Erstes Kapitel: Angriff und Verteidigung

Begriff der Verteidigung

Was ist der Begriff der Verteidigung? Das Abwehren eines Stoßes. Was ist also ihr Merkmal? Das Abwarten dieses Stoßes. Dieses Merkmal also macht jedesmal die Handlung zu einer verteidigenden, und durch dieses Merkmal allein kann im Kriege die Verteidigung vom Angriff geschieden werden. Da aber eine absolute Verteidigung dem Begriff des Krieges völlig widerspricht, weil bei ihr nur der eine Krieg führen würde: so kann auch im Kriege die Verteidigung nur relativ sein, und jenes Merkmal muß also nur auf den Totalbegriff angewendet, nicht auf alle Teile von ihm ausgedehnt werden. Ein partielles Gefecht ist verteidigend, wenn wir den Anlauf, den Sturm des Feindes abwarten; eine Schlacht, wenn wir den Angriff, d. h. das Erscheinen vor unserer Stellung, in unserem Feuer abwarten; ein Feldzug, wenn wir das Betreten unseres Kriegstheaters abwarten. In allen diesen Fällen kommt dem Gesamtbegriff das Merkmal des Abwartens und Abwehrens zu, ohne daß daraus ein Widerspruch mit dem Begriff des Krieges folgt, denn man kann seinen Vorteil darin finden, den Anlauf gegen unsere Bajonette, den Angriff auf unsere Stellung und auf unser Kriegstheater abzuwarten. Da man aber, um wirklich auch seinerseits Krieg zu führen, dem Feinde seine Stöße zurückgeben muß, so geschieht dieser Aktus des Angriffs im Verteidigungskriege gewissermaßen unter dem Haupttitel der Verteidigung, d. h. die Offensive, deren wir uns bedienen, fällt innerhalb der Begriffe von Stellung oder Kriegstheater. Man kann also in einem verteidigenden Feldzuge angriffsweise schlagen, in einer verteidigenden Schlacht angriffsweise seine einzelnen Divisionen gebrauchen, endlich, in der einfachen Aufstellung gegen den feindlichen Sturm schickt man ihm sogar noch die offensiven Kugeln entgegen.

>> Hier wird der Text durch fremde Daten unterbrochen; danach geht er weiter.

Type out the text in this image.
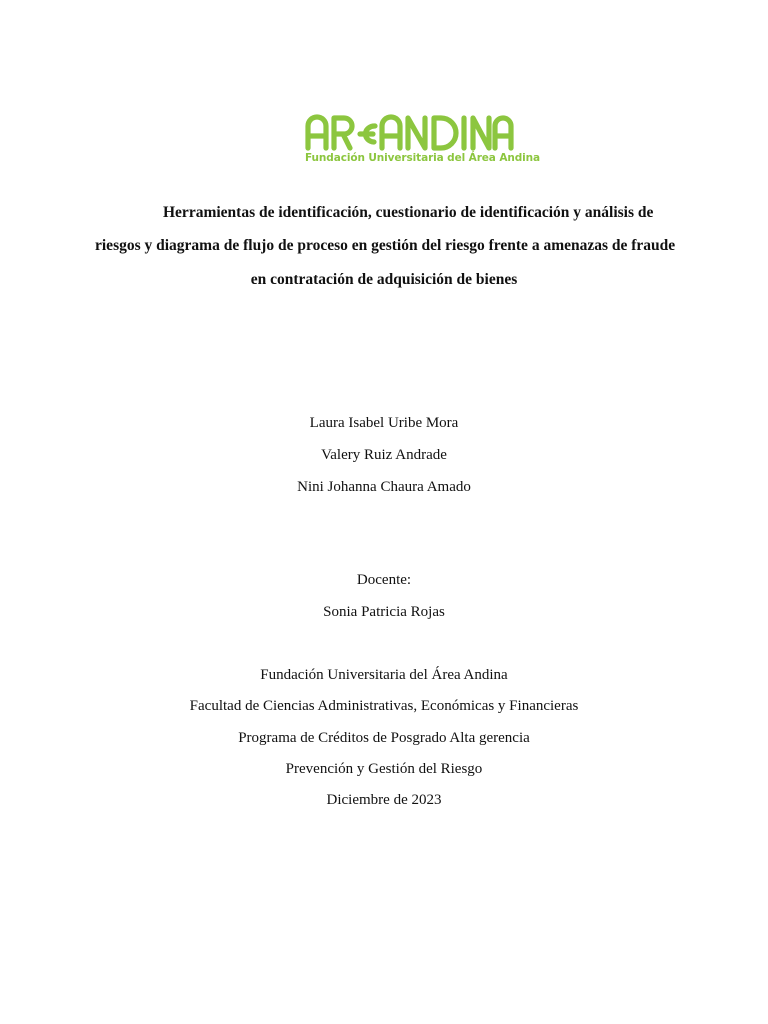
Fundación Universitaria del Área Andina
Herramientas de identificación, cuestionario de identificación y análisis de
riesgos y diagrama de flujo de proceso en gestión del riesgo frente a amenazas de fraude
en contratación de adquisición de bienes
Laura Isabel Uribe Mora
Valery Ruiz Andrade
Nini Johanna Chaura Amado
Docente:
Sonia Patricia Rojas
Fundación Universitaria del Área Andina
Facultad de Ciencias Administrativas, Económicas y Financieras
Programa de Créditos de Posgrado Alta gerencia
Prevención y Gestión del Riesgo
Diciembre de 2023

Die verteidigende Form des Kriegführens ist also kein unmittelbares Schild, sondern ein Schild, gebildet durch geschickte Streiche.

Vorteile der Verteidigung

Was ist der Zweck der Verteidigung? Erhalten. Erhalten ist leichter als gewinnen, schon daraus folgt, daß die Verteidigung bei vorausgesetzten gleichen Mitteln leichter sei als der Angriff. Worin liegt aber die größere Leichtigkeit des Erhaltens oder Bewahrens? Darin, daß alle Zeit, welche ungenutzt verstreicht, in die Waagschale des Verteidigers fällt. Er erntet, wo er nicht gesäet hat. Jedes Unterlassen des Angriffs aus falscher Ansicht, aus Furcht, aus Trägheit, kommt dem Verteidiger zugute. Dieser Vorteil hat den preußischen Staat im Siebenjährigen Kriege mehr als einmal vom Untergang gerettet. – Dieser, aus Begriff und Zweck sich ergebende, Vorteil der Verteidigung, liegt in der Natur aller Verteidigung und ist im übrigen Leben, besonders in dem dem Kriege so ähnlichen Rechtsverkehr durch das lateinische Sprichwort beati sunt possidentes fixiert. Ein anderer, der nur aus der Natur des Krieges hinzukommt, ist der Beistand der örtlichen Lage, welchen die Verteidigung vorzugsweise genießt.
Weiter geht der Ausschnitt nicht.